Of course I do also know about Honda, Nissan, Nikon, sake, Hokkaido, the Kurile Islands, manga, Tokyo, the bullet train and several names that bring Japan to mind. It may give one the impression that either Japan is going to figure a lot in this post or that I may be going to Japan shortly. I wish the latter could be true but it is highly unlikely, as long as I am working for the government, that I will be in a plane bound for Tokyo. Anyway, the thing is that though I have read a lot about Japanese people and the products they make, I haven’t come across any book in which Japan features prominently. I have read one piece in a collection of essays in which Pico Iyer writes about living somewhere in rural Japan. Apart from that I haven’t read much about Japan. Even the Conde Nast Traveler magazines I have with me do not carry any exhaustive write ups about Japan.

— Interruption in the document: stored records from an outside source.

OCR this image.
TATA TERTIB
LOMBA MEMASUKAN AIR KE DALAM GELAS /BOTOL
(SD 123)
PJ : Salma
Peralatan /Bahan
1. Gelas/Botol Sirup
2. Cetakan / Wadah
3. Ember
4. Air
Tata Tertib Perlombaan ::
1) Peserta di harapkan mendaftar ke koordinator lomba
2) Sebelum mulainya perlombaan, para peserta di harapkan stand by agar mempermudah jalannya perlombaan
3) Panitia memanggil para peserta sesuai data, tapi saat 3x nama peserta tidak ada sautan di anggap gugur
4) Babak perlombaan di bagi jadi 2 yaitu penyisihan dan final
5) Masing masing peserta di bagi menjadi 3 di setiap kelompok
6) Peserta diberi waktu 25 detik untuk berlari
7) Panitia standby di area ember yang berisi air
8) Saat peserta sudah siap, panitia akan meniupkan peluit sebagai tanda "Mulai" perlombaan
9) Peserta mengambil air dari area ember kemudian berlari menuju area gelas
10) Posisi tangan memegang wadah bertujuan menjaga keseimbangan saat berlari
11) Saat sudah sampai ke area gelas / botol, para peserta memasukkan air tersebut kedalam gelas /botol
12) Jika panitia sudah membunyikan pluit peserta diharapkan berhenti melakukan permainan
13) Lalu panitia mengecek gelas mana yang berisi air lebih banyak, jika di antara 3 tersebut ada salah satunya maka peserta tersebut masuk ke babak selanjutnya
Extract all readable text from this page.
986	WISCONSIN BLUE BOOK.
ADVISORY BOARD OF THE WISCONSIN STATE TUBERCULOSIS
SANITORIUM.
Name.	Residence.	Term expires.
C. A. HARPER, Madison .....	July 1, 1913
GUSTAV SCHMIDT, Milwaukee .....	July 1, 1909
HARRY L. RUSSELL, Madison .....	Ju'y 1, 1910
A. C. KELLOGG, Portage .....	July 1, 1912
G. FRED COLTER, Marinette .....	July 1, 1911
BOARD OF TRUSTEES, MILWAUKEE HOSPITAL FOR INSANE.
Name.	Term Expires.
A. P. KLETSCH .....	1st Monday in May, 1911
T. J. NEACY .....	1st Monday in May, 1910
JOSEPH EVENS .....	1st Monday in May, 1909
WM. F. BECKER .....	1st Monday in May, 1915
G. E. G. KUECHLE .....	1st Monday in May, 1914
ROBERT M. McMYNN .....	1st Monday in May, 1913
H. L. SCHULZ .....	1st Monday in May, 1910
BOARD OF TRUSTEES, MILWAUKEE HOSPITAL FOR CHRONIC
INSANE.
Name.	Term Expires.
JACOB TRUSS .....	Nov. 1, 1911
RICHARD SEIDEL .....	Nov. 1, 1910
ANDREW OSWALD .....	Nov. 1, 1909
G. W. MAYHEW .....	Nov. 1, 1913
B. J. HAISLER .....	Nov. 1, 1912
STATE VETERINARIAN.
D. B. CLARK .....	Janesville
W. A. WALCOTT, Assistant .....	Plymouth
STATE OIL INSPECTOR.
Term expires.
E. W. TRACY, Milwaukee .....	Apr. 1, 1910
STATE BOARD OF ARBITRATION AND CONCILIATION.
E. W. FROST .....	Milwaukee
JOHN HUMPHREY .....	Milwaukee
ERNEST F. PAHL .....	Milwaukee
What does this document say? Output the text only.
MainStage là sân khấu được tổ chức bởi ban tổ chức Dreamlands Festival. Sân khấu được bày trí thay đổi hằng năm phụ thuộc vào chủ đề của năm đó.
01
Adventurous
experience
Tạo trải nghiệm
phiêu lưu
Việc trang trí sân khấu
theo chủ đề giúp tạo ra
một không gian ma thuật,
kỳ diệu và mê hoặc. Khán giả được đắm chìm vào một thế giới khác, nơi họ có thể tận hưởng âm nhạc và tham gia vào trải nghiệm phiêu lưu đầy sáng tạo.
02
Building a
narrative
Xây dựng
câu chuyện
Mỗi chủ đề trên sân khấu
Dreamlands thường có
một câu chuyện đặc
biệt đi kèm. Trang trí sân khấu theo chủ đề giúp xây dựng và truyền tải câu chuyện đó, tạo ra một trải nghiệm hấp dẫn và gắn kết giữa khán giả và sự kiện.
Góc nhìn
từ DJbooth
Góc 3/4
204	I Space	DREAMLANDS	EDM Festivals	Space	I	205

Quite interestingly, my first Dave Barry book was ‘Dave Barry Does Japan’ which I found at a sale in ‘Gangarams’ when they had a branch in Hyderabad. DBDJ is incredibly funny and I fell in love with his style of writing. This was the first book I found after reading several of his articles which appeared in the Sunday issue of The Asian Age. It was a paper back and years later I found a hardcover which I cherish like anything. Last Sunday I picked up a book that I thought was another travel book on Japan but turned out to be something else. The book was ‘Pictures from the Water Trade’ by John David Morley. I picked it up for twenty rupees from a heap of books. It isn’t exactly an account of the writer’s life in Japan narrated in the first person but the book is written from the view point of another character which we have to assume as the author’s alter ego. Anyway, I bought this book after reading the back page on which Colin Thubron writes that the book ‘joins the tiny handful of books on Japan which display both deep acquaintance and imaginative insight.’ I hope the book turns out to be what Colin Thubron says it is or else I'll never visit Japan even if I get free air tickets.